Kristen: Some members have been floating around the idea of aligning our foundation’s investment portfolio with our foundation’s mission. My concern is if we do that, then we’ll be imposing constraints on our portfolio and thereby potentially reducing our overall returns. Do you all have any data to prove otherwise?

Ron: Jacob, I know you released a study recently for the Wharton School Impact Initiative that addresses this issue.

Jacob: Julia, you’re absolutely right to be skeptical, because for a long time, this impact investing idea that you could invest in both social impact alongside financial return had very little data behind it. What it had were anecdotes, a lot of stories. Unfortunately, the plural of anecdote is not data. We’ve have heroic stories, very few stories about failures. But what the WSII has been doing for the last 20 months is actually digging into actual cash flows from actual impact investing funds. So we’ve been gathering up these cash flows, and we took these cash flows and took an index like the Russell 2000 and compared cash flows from impact investing funds to the Russell 2000, and they came out quite similar. I guess the message is in a certain segment of the impact investing world where funds are trying to make market rate returns; if that’s what you want, it might actually be quite possible. It’s worth a deeper look now.
Ron: Jacob, how do you think the foundation can gain more confidence in their investment results?

Jacob: Let’s accept this idea that we are going to move some of the investment portfolio into impact. The first thing you have to do is make sure that anyone you invest in is actually reporting. And there are reporting standards now. There’s something called the Global Impact Investing Reporting System. There are others. It’s kind of the state of the art, though. And that’s a way that you can get a report out alongside your quarterly results from these funds that you’re going to invest in, and you’re going to get a report out on impact as well. And actually reading those things and discussing them with other family members is probably one of the most important things you can do. And then you can actually call up some of these fund managers and say, hey, I’m not happy. So there are ways to express where you’d like the impact to go, and believe it or not, fund managers will listen quite carefully.

Ron: Do you have an opinion on the lack of standardization in the reporting space?

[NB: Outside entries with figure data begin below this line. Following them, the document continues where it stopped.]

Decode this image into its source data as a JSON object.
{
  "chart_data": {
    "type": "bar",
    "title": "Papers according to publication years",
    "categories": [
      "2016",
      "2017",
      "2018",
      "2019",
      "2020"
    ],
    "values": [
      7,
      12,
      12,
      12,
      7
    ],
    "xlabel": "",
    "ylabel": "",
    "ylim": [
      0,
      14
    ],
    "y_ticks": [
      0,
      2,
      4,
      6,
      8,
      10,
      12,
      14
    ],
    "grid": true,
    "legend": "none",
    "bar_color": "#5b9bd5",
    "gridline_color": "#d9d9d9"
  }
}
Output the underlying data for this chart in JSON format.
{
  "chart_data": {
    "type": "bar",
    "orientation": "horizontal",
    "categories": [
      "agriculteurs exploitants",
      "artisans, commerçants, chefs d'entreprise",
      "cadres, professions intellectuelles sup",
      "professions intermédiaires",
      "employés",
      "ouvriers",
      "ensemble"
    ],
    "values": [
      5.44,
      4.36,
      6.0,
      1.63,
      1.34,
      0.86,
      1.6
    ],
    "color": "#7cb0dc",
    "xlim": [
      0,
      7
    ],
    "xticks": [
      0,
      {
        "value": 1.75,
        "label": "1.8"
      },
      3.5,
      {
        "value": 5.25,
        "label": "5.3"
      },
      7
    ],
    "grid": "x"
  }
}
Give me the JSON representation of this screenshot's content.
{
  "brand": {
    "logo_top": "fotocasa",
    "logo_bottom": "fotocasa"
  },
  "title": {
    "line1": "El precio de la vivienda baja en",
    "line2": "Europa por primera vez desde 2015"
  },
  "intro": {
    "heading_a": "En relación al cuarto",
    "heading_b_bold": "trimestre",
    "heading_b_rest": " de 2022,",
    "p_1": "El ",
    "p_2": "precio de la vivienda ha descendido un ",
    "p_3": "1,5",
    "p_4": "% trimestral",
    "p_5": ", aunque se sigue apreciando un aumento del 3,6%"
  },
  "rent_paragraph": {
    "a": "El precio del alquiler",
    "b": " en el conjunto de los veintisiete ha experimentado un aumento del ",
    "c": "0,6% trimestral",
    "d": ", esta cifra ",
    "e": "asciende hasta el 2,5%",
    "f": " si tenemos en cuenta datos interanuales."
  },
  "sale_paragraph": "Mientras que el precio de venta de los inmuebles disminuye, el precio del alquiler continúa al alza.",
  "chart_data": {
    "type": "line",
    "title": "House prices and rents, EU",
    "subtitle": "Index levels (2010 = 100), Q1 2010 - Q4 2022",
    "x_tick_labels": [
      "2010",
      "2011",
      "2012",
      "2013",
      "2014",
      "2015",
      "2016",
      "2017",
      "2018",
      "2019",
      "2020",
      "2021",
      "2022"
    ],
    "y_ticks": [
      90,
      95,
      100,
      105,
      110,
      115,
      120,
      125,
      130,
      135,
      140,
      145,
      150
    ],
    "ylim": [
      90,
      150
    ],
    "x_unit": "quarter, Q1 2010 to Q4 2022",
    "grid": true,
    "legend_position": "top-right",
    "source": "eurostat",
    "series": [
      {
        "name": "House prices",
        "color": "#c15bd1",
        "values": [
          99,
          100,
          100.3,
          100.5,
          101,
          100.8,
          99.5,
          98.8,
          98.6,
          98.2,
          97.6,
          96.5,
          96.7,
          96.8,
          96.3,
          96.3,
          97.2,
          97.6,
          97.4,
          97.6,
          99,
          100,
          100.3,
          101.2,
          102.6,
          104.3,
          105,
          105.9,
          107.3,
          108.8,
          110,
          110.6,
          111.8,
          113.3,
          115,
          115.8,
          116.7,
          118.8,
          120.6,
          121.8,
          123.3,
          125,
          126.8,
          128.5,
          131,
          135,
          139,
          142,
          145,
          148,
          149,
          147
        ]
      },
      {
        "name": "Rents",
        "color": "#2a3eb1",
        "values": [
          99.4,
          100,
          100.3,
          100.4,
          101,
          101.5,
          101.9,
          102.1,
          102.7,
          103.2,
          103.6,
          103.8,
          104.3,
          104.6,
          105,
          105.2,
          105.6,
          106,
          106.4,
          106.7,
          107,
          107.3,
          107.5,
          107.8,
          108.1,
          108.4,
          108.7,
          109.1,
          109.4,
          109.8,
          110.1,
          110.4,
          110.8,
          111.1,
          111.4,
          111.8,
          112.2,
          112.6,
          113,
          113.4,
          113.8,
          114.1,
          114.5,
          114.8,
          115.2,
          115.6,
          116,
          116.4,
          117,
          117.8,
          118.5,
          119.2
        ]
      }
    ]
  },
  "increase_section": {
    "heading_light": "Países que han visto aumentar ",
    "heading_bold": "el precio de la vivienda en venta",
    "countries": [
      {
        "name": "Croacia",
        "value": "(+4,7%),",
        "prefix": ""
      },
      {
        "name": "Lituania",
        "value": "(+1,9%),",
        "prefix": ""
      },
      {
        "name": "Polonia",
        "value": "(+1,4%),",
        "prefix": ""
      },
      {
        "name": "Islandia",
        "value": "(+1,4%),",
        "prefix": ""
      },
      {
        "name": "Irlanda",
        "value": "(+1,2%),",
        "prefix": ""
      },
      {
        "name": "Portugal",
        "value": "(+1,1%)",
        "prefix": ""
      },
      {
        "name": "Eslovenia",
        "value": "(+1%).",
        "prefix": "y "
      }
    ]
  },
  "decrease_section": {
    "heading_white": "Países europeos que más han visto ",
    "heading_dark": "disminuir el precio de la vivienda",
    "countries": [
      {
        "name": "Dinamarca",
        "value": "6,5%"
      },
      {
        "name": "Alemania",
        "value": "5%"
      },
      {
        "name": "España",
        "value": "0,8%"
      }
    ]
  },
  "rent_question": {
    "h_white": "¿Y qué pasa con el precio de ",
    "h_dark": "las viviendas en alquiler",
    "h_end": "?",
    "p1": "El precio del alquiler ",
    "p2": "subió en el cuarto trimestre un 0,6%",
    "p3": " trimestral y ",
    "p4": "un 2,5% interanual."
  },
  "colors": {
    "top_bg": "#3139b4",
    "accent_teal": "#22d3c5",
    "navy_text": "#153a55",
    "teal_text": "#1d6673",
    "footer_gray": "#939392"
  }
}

Jacob: I do. The one thing that you have to do is, you have to demand that everyone values their portfolio. So in the impact world, there are still a lot of funds out there that don’t, that don’t even financially value their portfolio. So I think as an investor, what you have to say is, look, I’m not coming into this investment at all unless you’re going to value the portfolio over time so I can understand how much it’s worth at any other point other than the day you invest and 10 years later when you get your money back.